2. Alan Dugan, "Tribute to Kafka for Someone Taken." He is at a party, when the police arrive. “I take one last drink,” he writes, “A last puff on a cigarette, a last kiss at a girl. . . .”   Why is there never a last kiss at a boy?

3. Carl Sandburg, "Stars, Songs, Faces": "Gather the faces of women" through our lives, and then, as we prepare to die, “Loosen your hands, let go and say goodbye.” Why are men's faces not worth gathering, or letting go?

Was there no glimpse of same-sex desire or love in these authors?

Not much. Carl Sandburg  evokes "the stormy, husky, brawling laughter of youth, half-naked, sweating," but his world is overwhelmingly that of “slender supple girls with shapely legs."

Men are described only in their connection to women: the Shovel-Man, who dreamed of by “a dark-eyed woman in the old country,” or Jack, who “married a tough woman and they had eight children,” or a Polish boy, “out with his best girl” on a Saturday night. Men only and always long for women.

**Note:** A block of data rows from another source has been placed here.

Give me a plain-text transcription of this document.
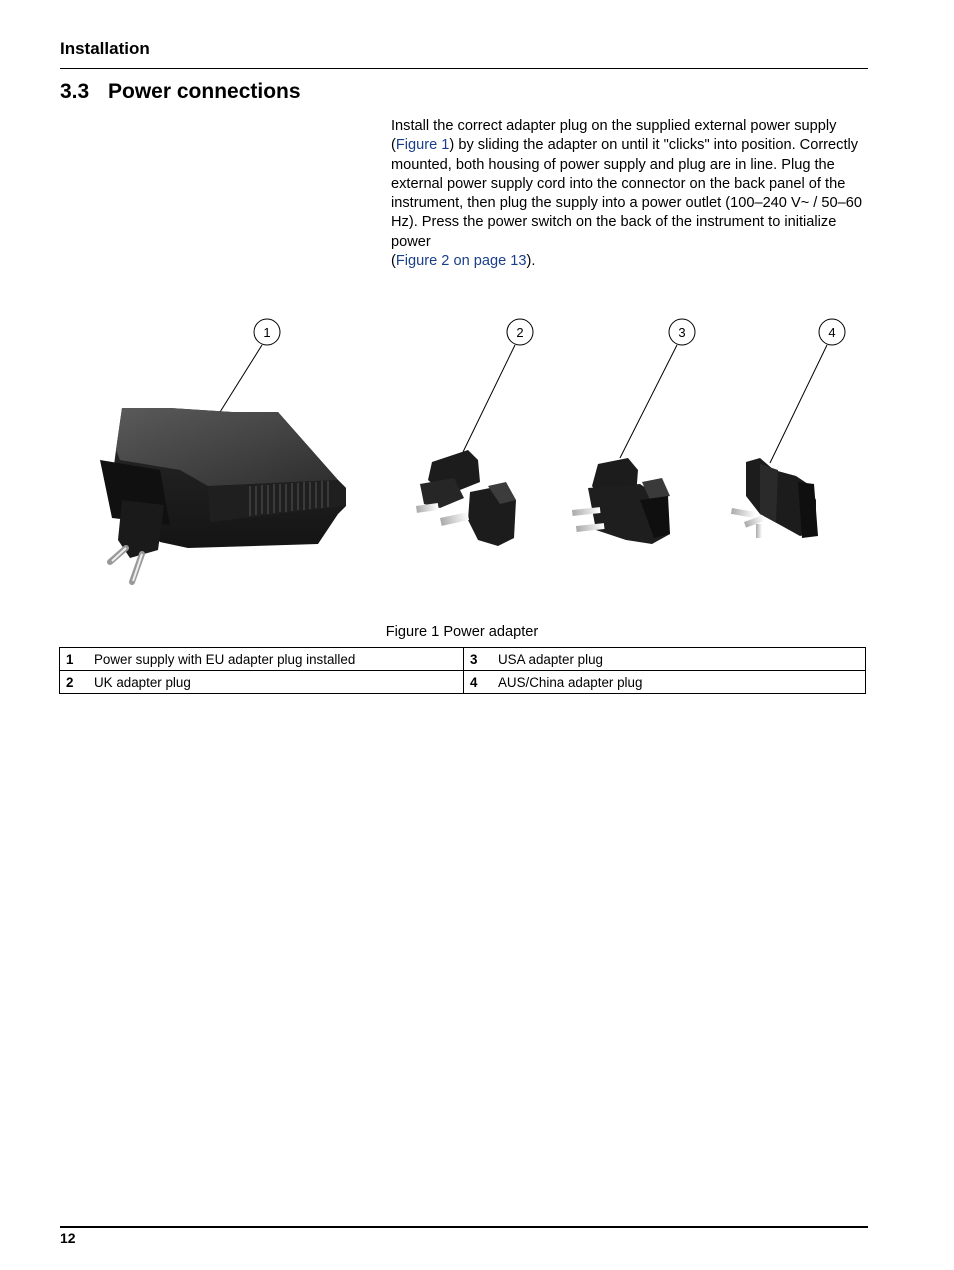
Installation
3.3 Power connections

Install the correct adapter plug on the supplied external power supply (Figure 1) by sliding the adapter on until it "clicks" into position. Correctly mounted, both housing of power supply and plug are in line. Plug the external power supply cord into the connector on the back panel of the instrument, then plug the supply into a power outlet (100–240 V~ / 50–60 Hz). Press the power switch on the back of the instrument to initialize power
(Figure 2 on page 13).

1	2	3	4
Figure 1 Power adapter
1 Power supply with EU adapter plug installed	3 USA adapter plug
2 UK adapter plug	4 AUS/China adapter plug
12
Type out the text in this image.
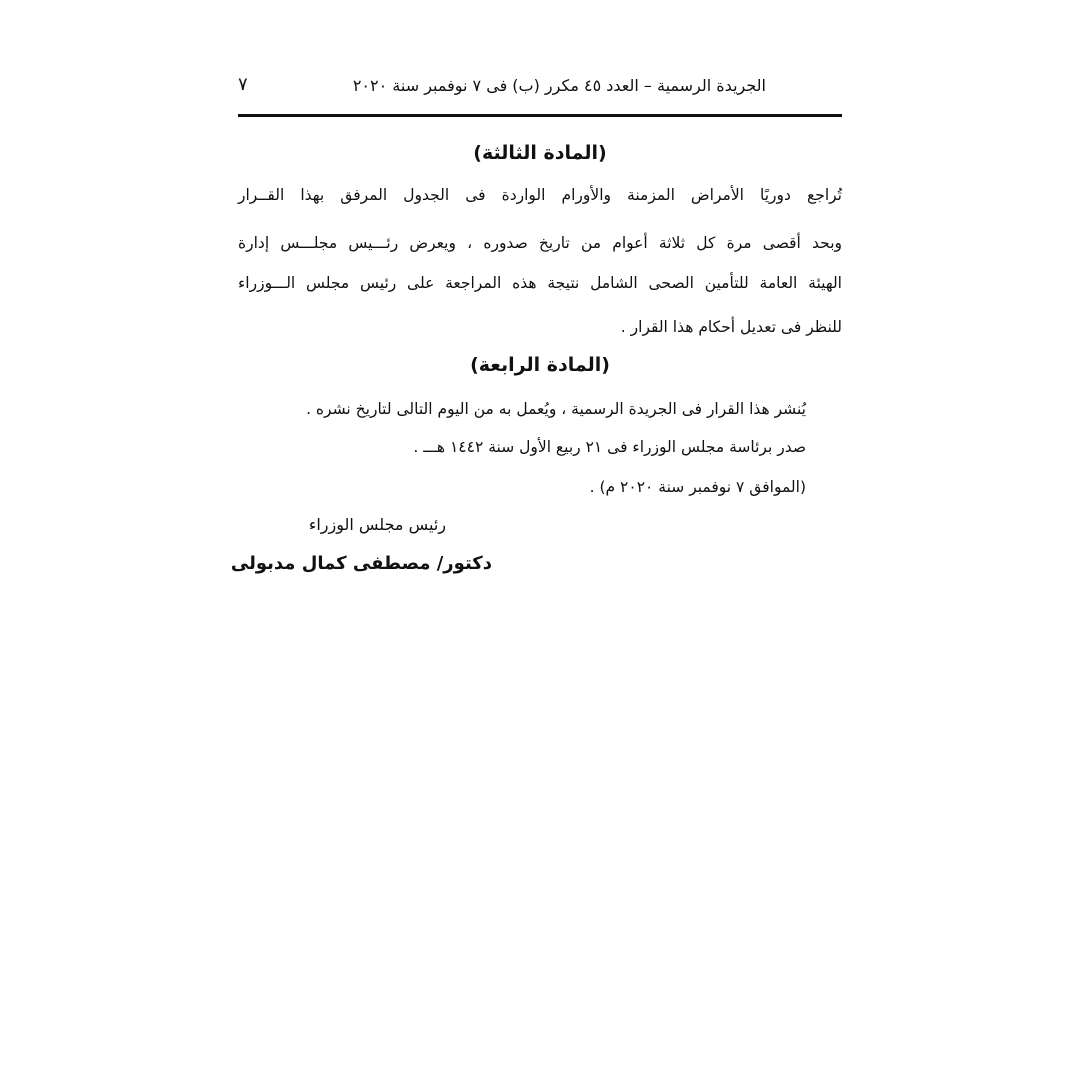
الجريدة الرسمية – العدد ٤٥ مكرر (ب) فى ٧ نوفمبر سنة ٢٠٢٠
٧
(المادة الثالثة)
تُراجع دوريًا الأمراض المزمنة والأورام الواردة فى الجدول المرفق بهذا القــرار
وبحد أقصى مرة كل ثلاثة أعوام من تاريخ صدوره ، ويعرض رئـــيس مجلـــس إدارة
الهيئة العامة للتأمين الصحى الشامل نتيجة هذه المراجعة على رئيس مجلس الـــوزراء
للنظر فى تعديل أحكام هذا القرار .
(المادة الرابعة)
يُنشر هذا القرار فى الجريدة الرسمية ، ويُعمل به من اليوم التالى لتاريخ نشره .
صدر برئاسة مجلس الوزراء فى ٢١ ربيع الأول سنة ١٤٤٢ هـــ .
(الموافق ٧ نوفمبر سنة ٢٠٢٠ م) .
رئيس مجلس الوزراء
دكتور/ مصطفى كمال مدبولى
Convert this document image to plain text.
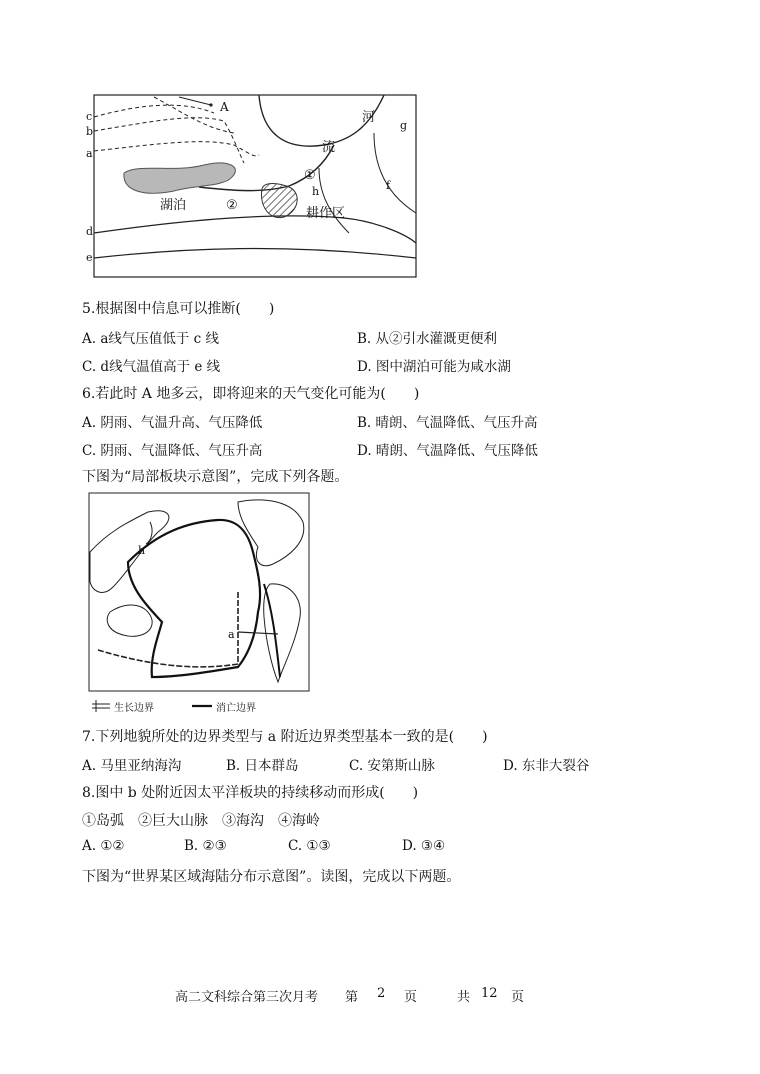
c
b
a
d
e
g
f
h
A
河
流
湖泊
耕作区
①
②
5.根据图中信息可以推断(　　)
A. a线气压值低于 c 线	B. 从②引水灌溉更便利
C. d线气温值高于 e 线	D. 图中湖泊可能为咸水湖
6.若此时 A 地多云，即将迎来的天气变化可能为(　　)
A. 阴雨、气温升高、气压降低	B. 晴朗、气温降低、气压升高
C. 阴雨、气温降低、气压升高	D. 晴朗、气温降低、气压降低
下图为“局部板块示意图”，完成下列各题。
h
a
生长边界	消亡边界
7.下列地貌所处的边界类型与 a 附近边界类型基本一致的是(　　)
A. 马里亚纳海沟	B. 日本群岛	C. 安第斯山脉	D. 东非大裂谷
8.图中 b 处附近因太平洋板块的持续移动而形成(　　)
①岛弧　②巨大山脉　③海沟　④海岭
A. ①②	B. ②③	C. ①③	D. ③④
下图为“世界某区域海陆分布示意图”。读图，完成以下两题。
高二文科综合第三次月考 第 2 页	共 12 页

John Updike writes endlessly about men noticing women, kissing women, and marrying women.   “We are all Solomons lusting for Sheba’s salvation,” says the narrator of “Lifeguard.”

There is a drag queen in "A Bar in Charlotte Amelie," but he is a lonely, pathetic creature, and he never expresses any same-sex interest.











In Updike's magnum opus about alienated suburban heterosexuals, Rabbit Run (1960).  Rabbit (played by James Caan in the movie version) wonders why his friend Tothero likes to watch him undress.  Could he be queer?  He wonders in horror.  No -- it's a nostalgic pleasure, a memory of all the times he used to watch boys undress in the locker room when he was young.

Um...so that means Tothero isn't gay?

Alan Dugan was “the poet of masturbation,” endlessly describing his straight desires and exploits, with no mention of men except for barroom cronies. His “Night Song for a Boy” is not about a boy, but about his depression over his failure to get enough women.

In old age, Dugan has a homoerotic dream about a dead friend, but in perhaps the most homophobic line in any poem since Catullus, he is horrified at the thought that his dream self might be “an impotent homosexual necrophiliac,” and longs for the “right” sort of dreams, dreams about women, again.

Every selection on the syllabus of that long-ago class came from an author who obsessed over heterosexual passion and erased nearly every trace of same-sex love from the world.  Their descriptions of men are bare and lifeless, as if too trivial to mention amid the endless paragraphs devoted to girls’ legs.

There were gay writers in mid-20th century America to choose from: Truman Capote, John Cheever, Robert Duncan, Thom Gunn, Allen Ginsburg, Amiri Baraka, Tennessee Williams, Gore Vidal. But I never heard of any of them in Modern American Literature class.